Instead of trying to automate a task with the help of robots, the more interesting question is how to make the transition from human work towards robotics smooth. The idea is, that the automation works with substeps which can be climbed like a ladder. In the low level, the robot is remote controlled. That means, a human operators gets a joystick and has to control the robot arm like a crane. This kind of interaction takes is not very efficient but it works. The human worker is able to do with the robot all sorts of tasks. He can grasps objects, manipulate objects and can recover from failure.
In the next step the automation level is a bit higher. This time, the remote controlled robot gets a semantic annotation. Which means, that some sort of execution monitoring is available which is able to detect how many pick&place actions the human worker has mastered in one hour. The system also detects, if the human operator has made a pause and the robot arm is doing no operation.
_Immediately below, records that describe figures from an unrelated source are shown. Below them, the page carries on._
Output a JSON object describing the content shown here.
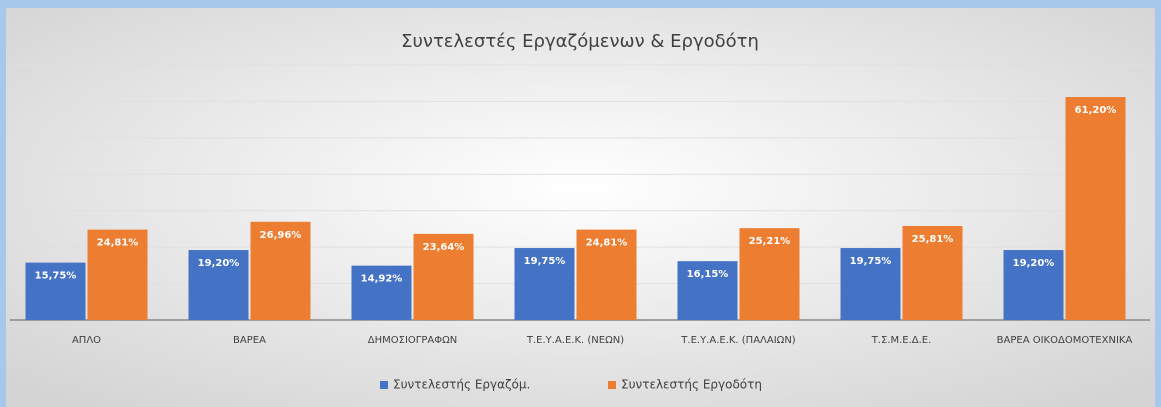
{
  "chart_data": {
    "type": "bar",
    "title": "Συντελεστές Εργαζόμενων & Εργοδότη",
    "categories": [
      "ΑΠΛΟ",
      "ΒΑΡΕΑ",
      "ΔΗΜΟΣΙΟΓΡΑΦΩΝ",
      "Τ.Ε.Υ.Α.Ε.Κ. (ΝΕΩΝ)",
      "Τ.Ε.Υ.Α.Ε.Κ. (ΠΑΛΑΙΩΝ)",
      "Τ.Σ.Μ.Ε.Δ.Ε.",
      "ΒΑΡΕΑ ΟΙΚΟΔΟΜΟΤΕΧΝΙΚΑ"
    ],
    "series": [
      {
        "name": "Συντελεστής Εργαζόμ.",
        "color": "#4472c4",
        "values": [
          15.75,
          19.2,
          14.92,
          19.75,
          16.15,
          19.75,
          19.2
        ],
        "value_labels": [
          "15,75%",
          "19,20%",
          "14,92%",
          "19,75%",
          "16,15%",
          "19,75%",
          "19,20%"
        ]
      },
      {
        "name": "Συντελεστής Εργοδότη",
        "color": "#ed7d31",
        "values": [
          24.81,
          26.96,
          23.64,
          24.81,
          25.21,
          25.81,
          61.2
        ],
        "value_labels": [
          "24,81%",
          "26,96%",
          "23,64%",
          "24,81%",
          "25,21%",
          "25,81%",
          "61,20%"
        ]
      }
    ],
    "ylim": [
      0,
      70
    ],
    "yticks": [
      0,
      10,
      20,
      30,
      40,
      50,
      60,
      70
    ],
    "grid": true,
    "legend": "bottom"
  }
}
Both automation level are easy to achive from a technical perspecitve. Programming a robot so that it accepts manual joystick movements and count how many objects were moved is not very complicated. The next step is to increase the automation level even more into the direction of semi-automatic movement. The idea is, to support the human operator, so that he is able to do the task with less effort. This kind of real automation is much harder to realize. Perhaps it's impossible because the technical problems are to much.
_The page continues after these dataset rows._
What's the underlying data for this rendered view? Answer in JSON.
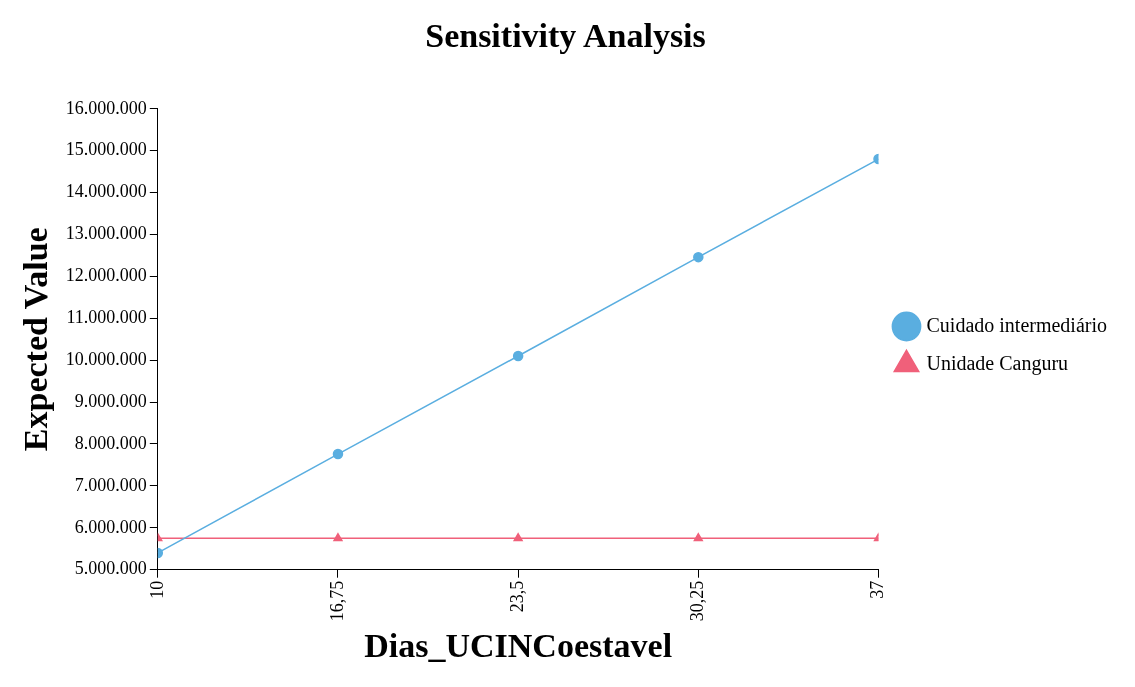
{
  "chart_data": {
    "type": "line",
    "title": "Sensitivity Analysis",
    "xlabel": "Dias_UCINCoestavel",
    "ylabel": "Expected Value",
    "x": [
      10,
      16.75,
      23.5,
      30.25,
      37
    ],
    "series": [
      {
        "name": "Cuidado intermediário",
        "color": "#5aaee0",
        "marker": "circle",
        "values": [
          5400000,
          7760000,
          10100000,
          12460000,
          14800000
        ]
      },
      {
        "name": "Unidade Canguru",
        "color": "#f0607a",
        "marker": "triangle",
        "values": [
          5750000,
          5750000,
          5750000,
          5750000,
          5750000
        ]
      }
    ],
    "xlim": [
      10,
      37
    ],
    "xticks": [
      10,
      {
        "value": 16.75,
        "label": "16,75"
      },
      {
        "value": 23.5,
        "label": "23,5"
      },
      {
        "value": 30.25,
        "label": "30,25"
      },
      37
    ],
    "ylim": [
      5000000,
      16000000
    ],
    "yticks": [
      {
        "value": 5000000,
        "label": "5.000.000"
      },
      {
        "value": 6000000,
        "label": "6.000.000"
      },
      {
        "value": 7000000,
        "label": "7.000.000"
      },
      {
        "value": 8000000,
        "label": "8.000.000"
      },
      {
        "value": 9000000,
        "label": "9.000.000"
      },
      {
        "value": 10000000,
        "label": "10.000.000"
      },
      {
        "value": 11000000,
        "label": "11.000.000"
      },
      {
        "value": 12000000,
        "label": "12.000.000"
      },
      {
        "value": 13000000,
        "label": "13.000.000"
      },
      {
        "value": 14000000,
        "label": "14.000.000"
      },
      {
        "value": 15000000,
        "label": "15.000.000"
      },
      {
        "value": 16000000,
        "label": "16.000.000"
      }
    ],
    "grid": false,
    "legend": "right",
    "line_style": "solid"
  }
}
Perhaps it make sense to go a step backward and describe what the first two mentioned automation are about. Controlling a robot arm with a joystick and monitoring the execution transforms a pick&place task into a game. The game is about reaching a virtual score by moving the joystick forward and backward. The exciting question is, in which moment the user has to active which action?
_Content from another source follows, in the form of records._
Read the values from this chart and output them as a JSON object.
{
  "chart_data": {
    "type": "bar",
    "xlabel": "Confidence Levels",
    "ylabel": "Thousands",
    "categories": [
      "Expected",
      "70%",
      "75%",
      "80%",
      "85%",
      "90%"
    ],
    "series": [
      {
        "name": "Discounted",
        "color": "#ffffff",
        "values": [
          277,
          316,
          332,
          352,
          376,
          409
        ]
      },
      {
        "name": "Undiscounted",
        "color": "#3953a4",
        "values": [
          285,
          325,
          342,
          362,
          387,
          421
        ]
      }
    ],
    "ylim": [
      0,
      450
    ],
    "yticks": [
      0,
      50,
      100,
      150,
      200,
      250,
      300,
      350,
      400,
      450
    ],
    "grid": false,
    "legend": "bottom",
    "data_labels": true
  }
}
The good news is that from a formal perspective the task is equal to create a non player character. That is a computer software which can play a game without a human user. The npc character determines the next action autonomously. Such an NPC user is able to control the joystick movements by itself. The problem is, that the movements of a robot arm are equal to a complicated game. The amount of decisions is high. The game is more complicated than a simple chess game. According to state-of-the art robotics literature the best practice method in solving such games is a task- and motion planner. This is a hierarchical planner which works on two layers. In the higher symbolic level the game is formalized in a task language for example with the STRIPS notation, while in the lower motion layer, the game contains of trajectories.